Three decades of survey data

Gilens searched three decades worth of survey data (the decades with the 1980s, the 1990s and the 2000-aughts) to identify about 1,800 poll questions that revealed whether a particular policy change before Congress was supported by average Americans, by wealthy Americans and by any organized lobbies. Many of the proposals never became law. But Gilens and Page found that policies supported by economic elites became law between 60 and 70 percent of the time. Policies support by business lobbies also became law 60 to 70 percent of the time. (Often these were the same policies.) But policy changes favored by a majority of all voters were enacted just 30 percent of the time.

Princeton professor Martin Gilens

Princeton
Princeton professor Martin Gilens

Wait a minute (you may be thinking), 30 percent isn’t nothing; what about that “not a whit” stuff? But here’s the kicker. The policies that became law, that had the support of the majority of Americans, in all cases also had the support of the economic elite or of powerful lobbies or both.

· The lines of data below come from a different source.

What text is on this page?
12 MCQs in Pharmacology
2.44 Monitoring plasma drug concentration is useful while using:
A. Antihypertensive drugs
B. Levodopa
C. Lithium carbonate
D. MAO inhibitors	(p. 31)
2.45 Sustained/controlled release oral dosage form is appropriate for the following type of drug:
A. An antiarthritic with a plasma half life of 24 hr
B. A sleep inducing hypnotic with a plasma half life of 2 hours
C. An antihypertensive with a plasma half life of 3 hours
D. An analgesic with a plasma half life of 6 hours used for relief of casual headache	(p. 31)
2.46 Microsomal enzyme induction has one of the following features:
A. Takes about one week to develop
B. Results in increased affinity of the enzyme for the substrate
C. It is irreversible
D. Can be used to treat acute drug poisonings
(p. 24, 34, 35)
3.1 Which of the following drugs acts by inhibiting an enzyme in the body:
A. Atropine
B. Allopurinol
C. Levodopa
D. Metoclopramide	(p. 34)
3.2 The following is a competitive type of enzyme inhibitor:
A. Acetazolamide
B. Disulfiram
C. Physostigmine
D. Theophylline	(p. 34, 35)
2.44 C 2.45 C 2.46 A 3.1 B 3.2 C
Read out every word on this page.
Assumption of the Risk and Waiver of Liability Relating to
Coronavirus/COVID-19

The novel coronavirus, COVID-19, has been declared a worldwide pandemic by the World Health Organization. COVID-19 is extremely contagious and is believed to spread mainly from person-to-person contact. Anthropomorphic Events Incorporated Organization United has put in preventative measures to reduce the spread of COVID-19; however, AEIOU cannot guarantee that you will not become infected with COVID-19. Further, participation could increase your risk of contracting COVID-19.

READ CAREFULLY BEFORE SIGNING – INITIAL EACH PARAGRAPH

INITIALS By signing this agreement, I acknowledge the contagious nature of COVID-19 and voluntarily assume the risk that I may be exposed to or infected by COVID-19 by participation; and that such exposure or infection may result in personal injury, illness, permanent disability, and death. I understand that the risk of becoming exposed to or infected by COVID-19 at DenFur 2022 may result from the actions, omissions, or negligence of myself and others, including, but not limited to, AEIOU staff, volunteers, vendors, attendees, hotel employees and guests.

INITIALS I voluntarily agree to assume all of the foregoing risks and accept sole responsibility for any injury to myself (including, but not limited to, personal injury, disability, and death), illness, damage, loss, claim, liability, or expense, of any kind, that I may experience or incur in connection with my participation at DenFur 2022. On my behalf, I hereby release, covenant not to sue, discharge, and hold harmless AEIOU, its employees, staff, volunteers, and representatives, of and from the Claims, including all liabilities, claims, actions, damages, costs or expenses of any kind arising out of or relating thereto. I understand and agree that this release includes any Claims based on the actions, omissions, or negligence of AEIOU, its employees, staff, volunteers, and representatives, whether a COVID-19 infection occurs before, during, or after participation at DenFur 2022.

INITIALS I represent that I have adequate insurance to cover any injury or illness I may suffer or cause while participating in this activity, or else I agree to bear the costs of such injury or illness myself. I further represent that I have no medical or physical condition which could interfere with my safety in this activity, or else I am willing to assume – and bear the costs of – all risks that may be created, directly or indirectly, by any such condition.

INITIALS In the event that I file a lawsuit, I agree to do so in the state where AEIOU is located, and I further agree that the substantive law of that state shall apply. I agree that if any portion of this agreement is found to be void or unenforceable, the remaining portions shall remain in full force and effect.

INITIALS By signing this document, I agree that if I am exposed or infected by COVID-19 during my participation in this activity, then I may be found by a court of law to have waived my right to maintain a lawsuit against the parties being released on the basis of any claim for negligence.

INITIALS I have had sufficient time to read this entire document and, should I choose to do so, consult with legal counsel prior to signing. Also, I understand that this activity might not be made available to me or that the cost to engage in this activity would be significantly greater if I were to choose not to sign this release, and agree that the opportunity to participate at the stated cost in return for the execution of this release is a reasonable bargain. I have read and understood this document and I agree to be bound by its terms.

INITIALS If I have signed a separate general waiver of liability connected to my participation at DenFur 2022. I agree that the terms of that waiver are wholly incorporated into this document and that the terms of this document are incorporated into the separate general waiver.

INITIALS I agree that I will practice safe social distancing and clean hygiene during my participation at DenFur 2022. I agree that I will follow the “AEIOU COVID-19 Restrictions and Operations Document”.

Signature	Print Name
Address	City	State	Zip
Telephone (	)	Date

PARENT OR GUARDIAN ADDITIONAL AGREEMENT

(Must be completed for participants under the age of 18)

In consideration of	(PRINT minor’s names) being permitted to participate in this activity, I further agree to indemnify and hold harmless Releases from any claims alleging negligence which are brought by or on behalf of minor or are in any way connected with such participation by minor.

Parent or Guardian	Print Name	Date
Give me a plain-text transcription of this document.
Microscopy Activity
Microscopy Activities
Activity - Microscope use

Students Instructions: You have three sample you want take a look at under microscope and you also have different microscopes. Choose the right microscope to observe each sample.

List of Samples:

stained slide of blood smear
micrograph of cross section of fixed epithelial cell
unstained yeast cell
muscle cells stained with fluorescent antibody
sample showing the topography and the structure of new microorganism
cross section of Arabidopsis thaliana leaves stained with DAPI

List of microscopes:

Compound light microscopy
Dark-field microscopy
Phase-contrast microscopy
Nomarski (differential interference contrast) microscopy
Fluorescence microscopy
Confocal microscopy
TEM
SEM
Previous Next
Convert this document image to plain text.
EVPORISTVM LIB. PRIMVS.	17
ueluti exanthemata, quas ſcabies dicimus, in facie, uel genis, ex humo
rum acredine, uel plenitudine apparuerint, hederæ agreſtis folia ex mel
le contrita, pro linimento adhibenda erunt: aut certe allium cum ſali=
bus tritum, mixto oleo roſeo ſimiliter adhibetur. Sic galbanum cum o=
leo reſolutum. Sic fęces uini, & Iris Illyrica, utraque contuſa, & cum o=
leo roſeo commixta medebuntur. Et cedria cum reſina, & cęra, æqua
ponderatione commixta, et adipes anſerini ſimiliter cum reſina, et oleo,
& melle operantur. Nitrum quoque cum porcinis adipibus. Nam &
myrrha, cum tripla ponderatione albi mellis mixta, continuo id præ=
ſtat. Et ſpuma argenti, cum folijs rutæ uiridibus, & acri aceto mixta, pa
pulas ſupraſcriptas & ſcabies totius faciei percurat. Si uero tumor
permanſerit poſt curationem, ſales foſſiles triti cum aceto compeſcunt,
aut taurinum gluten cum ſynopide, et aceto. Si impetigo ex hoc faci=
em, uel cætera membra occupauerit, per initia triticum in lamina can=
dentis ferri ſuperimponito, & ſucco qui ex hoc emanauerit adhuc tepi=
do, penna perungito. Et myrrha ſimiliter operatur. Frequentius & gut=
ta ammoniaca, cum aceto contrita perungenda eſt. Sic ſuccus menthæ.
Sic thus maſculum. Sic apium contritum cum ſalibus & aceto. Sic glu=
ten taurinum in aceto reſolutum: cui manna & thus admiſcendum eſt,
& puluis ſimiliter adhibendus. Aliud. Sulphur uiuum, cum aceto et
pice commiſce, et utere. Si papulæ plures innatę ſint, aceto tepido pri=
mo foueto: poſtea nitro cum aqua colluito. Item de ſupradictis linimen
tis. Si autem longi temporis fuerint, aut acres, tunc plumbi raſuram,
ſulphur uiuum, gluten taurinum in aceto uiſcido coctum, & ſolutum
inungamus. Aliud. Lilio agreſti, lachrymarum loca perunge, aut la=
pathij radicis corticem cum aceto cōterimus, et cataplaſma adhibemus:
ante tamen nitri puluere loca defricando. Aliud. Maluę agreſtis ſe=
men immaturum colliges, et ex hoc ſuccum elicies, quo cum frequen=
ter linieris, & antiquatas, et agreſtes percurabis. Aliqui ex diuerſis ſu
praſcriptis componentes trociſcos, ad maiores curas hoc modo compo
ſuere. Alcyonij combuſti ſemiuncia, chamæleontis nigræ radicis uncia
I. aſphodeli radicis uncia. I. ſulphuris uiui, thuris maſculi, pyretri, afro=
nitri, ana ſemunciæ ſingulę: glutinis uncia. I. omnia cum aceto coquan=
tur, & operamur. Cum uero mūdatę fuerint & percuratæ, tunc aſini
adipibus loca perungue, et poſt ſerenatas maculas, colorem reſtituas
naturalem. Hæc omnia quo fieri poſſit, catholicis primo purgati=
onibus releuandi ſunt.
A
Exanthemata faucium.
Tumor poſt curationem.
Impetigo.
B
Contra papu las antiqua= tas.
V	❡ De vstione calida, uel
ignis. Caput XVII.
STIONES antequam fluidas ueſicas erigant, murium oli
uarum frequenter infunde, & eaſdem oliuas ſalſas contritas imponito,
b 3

There were plenty of cases in which policies supported by the wealthy or the big lobbies became law even though they were opposed by the popular majority. (He mentioned a few, including the North American Free Trade Agreement, the Bush tax cuts and the 1999 repeal of the Glass-Steagall law — which was widely blamed for facilitating the economic collapse of 2007-8 — that were adopted even though they were opposed by the majority of Americans.)

But they found no cases in which a policy with majority support was adopted without additional support by wealthy Americans or organized influence. That’s the key to Gilens’ statement that “only people with money or organized influence matter.”

It takes money to win

But how can that be true when no one can get into political office without popular support, usually majority support? You don’t have to be a super-cynic to know where Gilens goes with that question. It takes money to get elected. On average, he said, $1 million to win a seat in the U.S. House, $10 million in the Senate. In the last presidential election, more than $1 billion was spent by or on behalf of each of the major-party presidential campaigns.

Maybe you’re used to that so it doesn’t surprise you, but how about this one: Wealthy donors, comprising less than .01 percent of the population (that’s not 1 percent — that’s one one-hundredth of 1 percent) accounted for 40 percent of all political contributions in 2012, Gilens said. (All those donors could fit inside Target stadium, he said— but, of course, they may not all be Twins fans.)

Who gives how much to campaigns has long been an issue, but in the post-Citizens United era, Gilens said, most of the money isn’t even raised and spent by the campaigns. In 2012, more than $1 billion of political spending was done by SuperPACs and other unaccountable groups who don’t even give to campaigns. Of SuperPAC money, he said, 93 percent came from just 3,318 wealthy people. Fifty-nine percent of it came from just 159 people, which he called “a shocking concentration” of political giving that “shows no signs of letting up.”

“Political and economic power has become concentrated in the hands of fewer and fewer people,” Gilens said, and if that trend continues “we’ll have a democracy in name only.”